История мадам Хираока состояла вот в чем. Муж мадам Хираока был в Шанхае. Он участвовал в десантной экспедиции против китайцев. Мадам Хираока мирно оставалась в Токио. И вот однажды стало известно, что мадам Хираока убила себя. Текст оставленной ею записки был в старинном стиле: «Я прерываю жизнь, чтобы господин муж, не отвлекаясь мыслями о недостойной жене, мог положить свои силы на борьбу с врагом». Глупость! Вздор! Даже в японских военных кругах пожали плечами. Муж мадам Хираоки сказал: «Она всегда была сумасшедшая».
Но когда я пытался об этом рассказать, японцы мне кричали:
— Адмирал Сатоми плакал!.. На похоронах было сто тысяч человек… О смерти ее высказался, говорят, сам Сайондзи.
Капитан-норвежец шептал мне:
— Это непонятно нам с вами, а для всякого японца Хираока — знамя.
Когда «Хуашан» пришел в Хакодатэ, я подробно познакомился с иконографией капитана Аратоки. В галантерейных магазинах, на каждой улице я видел альбомы открыток, озаглавленные «Подвиг Аратоки». Цена такого альбома была десять сен. В ресторане с отдельными номерами «Кума», излюбленном почему-то советскими моряками, над самым входом был повешен портрет капитана Аратоки.
Я старался быть в дружбе со всеми народами, населявшими мой пароход. Из Хакодатэ я возвращался в одной каюте с китайцами. Их было двое. Они были бедны и решили вернуться на родину, не окончив курса в Японии ввиду начавшейся в Китае противомилитаристической кампании.
Один был Ци Ши-лян, мечтательный грустный парень, поклонник Ленина, изучавший его по маленьким печатным тетрадям, где бумага была так тонка, что иероглифы одной страницы путались с иероглифами оборота.

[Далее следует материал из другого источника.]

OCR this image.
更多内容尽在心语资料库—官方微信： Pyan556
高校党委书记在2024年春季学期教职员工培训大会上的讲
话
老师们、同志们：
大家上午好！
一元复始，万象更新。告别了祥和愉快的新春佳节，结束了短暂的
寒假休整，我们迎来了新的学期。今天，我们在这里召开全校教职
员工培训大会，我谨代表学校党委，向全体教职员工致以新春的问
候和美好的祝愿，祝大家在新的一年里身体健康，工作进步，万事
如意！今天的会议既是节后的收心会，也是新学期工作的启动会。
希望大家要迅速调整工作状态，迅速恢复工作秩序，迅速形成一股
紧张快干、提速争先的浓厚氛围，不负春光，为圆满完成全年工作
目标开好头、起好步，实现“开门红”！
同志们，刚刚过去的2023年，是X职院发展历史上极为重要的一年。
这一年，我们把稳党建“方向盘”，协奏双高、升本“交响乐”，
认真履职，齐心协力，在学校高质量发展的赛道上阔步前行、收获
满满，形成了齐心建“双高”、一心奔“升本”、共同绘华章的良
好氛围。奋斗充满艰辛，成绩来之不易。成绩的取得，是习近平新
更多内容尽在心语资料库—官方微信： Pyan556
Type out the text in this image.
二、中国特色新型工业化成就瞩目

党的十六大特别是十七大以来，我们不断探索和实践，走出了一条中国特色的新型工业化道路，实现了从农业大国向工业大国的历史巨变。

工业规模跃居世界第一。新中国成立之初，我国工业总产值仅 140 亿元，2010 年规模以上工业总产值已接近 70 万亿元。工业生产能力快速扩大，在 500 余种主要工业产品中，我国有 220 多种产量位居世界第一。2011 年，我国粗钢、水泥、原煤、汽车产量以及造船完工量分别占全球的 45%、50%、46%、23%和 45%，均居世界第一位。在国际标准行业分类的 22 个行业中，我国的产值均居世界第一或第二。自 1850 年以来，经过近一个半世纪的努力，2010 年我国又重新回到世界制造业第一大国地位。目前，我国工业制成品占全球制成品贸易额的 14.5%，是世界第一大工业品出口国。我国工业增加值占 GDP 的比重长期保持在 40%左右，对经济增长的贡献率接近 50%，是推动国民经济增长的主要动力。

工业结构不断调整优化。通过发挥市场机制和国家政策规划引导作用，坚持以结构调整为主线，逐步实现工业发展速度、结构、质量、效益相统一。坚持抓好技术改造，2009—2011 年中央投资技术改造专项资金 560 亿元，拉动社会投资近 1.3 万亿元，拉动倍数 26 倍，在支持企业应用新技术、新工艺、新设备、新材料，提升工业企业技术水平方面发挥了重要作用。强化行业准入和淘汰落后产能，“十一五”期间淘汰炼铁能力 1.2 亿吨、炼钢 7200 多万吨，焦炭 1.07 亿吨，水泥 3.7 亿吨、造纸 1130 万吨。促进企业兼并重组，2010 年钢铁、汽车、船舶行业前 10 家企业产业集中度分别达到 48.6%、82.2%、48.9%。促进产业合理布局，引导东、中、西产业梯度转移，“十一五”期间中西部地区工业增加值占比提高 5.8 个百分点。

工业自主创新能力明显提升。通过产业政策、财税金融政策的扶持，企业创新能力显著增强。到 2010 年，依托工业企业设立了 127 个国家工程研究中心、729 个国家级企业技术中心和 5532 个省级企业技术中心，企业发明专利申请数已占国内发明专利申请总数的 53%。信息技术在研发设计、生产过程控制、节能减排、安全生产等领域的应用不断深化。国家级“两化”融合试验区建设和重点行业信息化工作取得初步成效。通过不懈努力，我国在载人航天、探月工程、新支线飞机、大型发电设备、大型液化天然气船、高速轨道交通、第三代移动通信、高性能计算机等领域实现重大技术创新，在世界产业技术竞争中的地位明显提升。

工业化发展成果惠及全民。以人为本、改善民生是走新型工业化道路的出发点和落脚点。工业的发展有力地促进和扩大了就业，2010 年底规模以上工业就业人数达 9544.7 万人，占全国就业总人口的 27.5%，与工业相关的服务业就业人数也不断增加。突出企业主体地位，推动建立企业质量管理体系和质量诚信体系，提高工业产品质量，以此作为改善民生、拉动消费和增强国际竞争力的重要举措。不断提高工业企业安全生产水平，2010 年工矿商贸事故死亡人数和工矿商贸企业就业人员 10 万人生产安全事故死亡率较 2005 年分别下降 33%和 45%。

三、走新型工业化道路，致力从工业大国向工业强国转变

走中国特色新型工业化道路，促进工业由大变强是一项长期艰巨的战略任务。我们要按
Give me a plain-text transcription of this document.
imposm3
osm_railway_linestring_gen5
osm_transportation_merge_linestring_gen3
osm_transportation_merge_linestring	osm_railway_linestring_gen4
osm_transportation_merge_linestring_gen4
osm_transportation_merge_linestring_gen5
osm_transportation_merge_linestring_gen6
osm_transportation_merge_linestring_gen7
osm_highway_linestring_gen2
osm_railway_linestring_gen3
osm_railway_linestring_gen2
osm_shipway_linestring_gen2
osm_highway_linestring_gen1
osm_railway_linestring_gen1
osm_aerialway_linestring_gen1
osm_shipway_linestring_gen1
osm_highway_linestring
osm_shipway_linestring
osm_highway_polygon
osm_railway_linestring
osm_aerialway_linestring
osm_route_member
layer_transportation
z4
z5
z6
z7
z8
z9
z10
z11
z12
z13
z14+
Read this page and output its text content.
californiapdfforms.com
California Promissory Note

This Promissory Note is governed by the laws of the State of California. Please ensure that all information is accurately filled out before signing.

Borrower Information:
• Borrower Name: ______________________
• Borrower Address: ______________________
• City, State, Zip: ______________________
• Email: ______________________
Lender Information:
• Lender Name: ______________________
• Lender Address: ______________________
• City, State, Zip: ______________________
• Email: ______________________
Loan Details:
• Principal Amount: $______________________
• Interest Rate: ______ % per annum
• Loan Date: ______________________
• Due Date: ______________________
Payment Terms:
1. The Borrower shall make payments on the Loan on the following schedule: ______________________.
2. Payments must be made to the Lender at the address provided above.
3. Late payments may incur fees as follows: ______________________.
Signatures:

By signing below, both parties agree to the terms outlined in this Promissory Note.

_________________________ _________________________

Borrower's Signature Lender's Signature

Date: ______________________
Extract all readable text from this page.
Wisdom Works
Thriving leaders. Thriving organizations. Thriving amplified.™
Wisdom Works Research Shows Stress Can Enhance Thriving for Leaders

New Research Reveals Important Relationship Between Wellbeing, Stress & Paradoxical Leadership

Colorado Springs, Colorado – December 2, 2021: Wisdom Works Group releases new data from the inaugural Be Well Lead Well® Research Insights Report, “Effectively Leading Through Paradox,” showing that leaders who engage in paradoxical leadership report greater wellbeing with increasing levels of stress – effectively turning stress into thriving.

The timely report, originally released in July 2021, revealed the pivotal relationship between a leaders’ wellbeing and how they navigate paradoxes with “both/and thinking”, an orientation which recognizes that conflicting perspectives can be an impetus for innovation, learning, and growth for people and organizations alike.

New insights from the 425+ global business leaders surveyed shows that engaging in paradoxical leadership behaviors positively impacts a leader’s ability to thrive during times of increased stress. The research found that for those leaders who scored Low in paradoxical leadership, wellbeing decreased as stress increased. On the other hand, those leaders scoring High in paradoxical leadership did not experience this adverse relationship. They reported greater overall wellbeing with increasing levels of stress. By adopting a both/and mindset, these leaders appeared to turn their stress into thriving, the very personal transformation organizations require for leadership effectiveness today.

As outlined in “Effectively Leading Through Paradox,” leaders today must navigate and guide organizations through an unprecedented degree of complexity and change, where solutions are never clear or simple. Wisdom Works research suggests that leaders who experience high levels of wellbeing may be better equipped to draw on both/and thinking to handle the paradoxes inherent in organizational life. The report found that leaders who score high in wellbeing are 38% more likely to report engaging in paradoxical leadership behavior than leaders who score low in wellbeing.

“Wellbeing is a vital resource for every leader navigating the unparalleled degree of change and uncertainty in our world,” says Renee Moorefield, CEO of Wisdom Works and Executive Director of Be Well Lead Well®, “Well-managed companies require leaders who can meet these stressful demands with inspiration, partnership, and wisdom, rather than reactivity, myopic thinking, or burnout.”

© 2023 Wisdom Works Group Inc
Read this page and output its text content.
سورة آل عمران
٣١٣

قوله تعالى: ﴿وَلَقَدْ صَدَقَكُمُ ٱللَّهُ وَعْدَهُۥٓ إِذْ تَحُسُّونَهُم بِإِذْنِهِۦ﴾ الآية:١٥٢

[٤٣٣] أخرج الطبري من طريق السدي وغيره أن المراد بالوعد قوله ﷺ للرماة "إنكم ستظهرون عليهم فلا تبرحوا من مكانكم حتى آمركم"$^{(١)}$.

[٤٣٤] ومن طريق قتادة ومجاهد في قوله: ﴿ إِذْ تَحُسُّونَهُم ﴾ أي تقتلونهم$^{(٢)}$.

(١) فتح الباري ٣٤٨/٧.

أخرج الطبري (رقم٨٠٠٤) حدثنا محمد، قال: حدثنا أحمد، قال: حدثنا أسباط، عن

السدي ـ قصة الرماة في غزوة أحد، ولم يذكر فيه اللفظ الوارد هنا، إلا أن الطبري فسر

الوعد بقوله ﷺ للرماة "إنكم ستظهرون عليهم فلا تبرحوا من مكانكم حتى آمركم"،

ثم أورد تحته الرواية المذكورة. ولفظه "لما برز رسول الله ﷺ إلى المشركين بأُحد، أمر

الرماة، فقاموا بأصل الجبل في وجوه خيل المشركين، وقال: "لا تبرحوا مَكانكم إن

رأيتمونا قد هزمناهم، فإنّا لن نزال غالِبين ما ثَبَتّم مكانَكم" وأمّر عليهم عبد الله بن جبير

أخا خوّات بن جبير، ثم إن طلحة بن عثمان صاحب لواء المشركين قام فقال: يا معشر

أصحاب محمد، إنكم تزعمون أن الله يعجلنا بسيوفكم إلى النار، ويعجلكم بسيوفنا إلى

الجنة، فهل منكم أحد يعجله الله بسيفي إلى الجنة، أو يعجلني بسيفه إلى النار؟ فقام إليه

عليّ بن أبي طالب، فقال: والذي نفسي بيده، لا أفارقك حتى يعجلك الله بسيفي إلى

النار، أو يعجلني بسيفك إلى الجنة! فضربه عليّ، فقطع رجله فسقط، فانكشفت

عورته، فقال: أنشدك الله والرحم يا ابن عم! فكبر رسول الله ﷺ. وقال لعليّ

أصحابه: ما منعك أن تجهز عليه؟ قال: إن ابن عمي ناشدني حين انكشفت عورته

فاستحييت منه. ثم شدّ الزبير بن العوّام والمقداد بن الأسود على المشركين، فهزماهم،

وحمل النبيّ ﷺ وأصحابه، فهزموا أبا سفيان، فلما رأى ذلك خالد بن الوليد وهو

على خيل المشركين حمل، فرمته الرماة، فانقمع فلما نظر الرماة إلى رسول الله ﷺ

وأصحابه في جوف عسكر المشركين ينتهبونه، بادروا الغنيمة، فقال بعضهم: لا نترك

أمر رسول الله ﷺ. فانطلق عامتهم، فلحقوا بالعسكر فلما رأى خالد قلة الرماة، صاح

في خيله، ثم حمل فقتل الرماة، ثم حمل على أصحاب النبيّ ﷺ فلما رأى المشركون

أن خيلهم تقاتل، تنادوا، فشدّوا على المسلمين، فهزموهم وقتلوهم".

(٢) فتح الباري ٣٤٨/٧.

Другой был патриот. Он уверял меня, что старинный Китай давно достиг всего, что теперь с такими усилиями начинает открывать мудрость Запада.
— Положительное и отрицательное электричество — обо всем этом давно говорилось в книге И-Цзин. Эйнштейн давно предвосхищен у Мо Цзы. Мальтус превзойден в «Учении о человеческих ртах» Хан Фея.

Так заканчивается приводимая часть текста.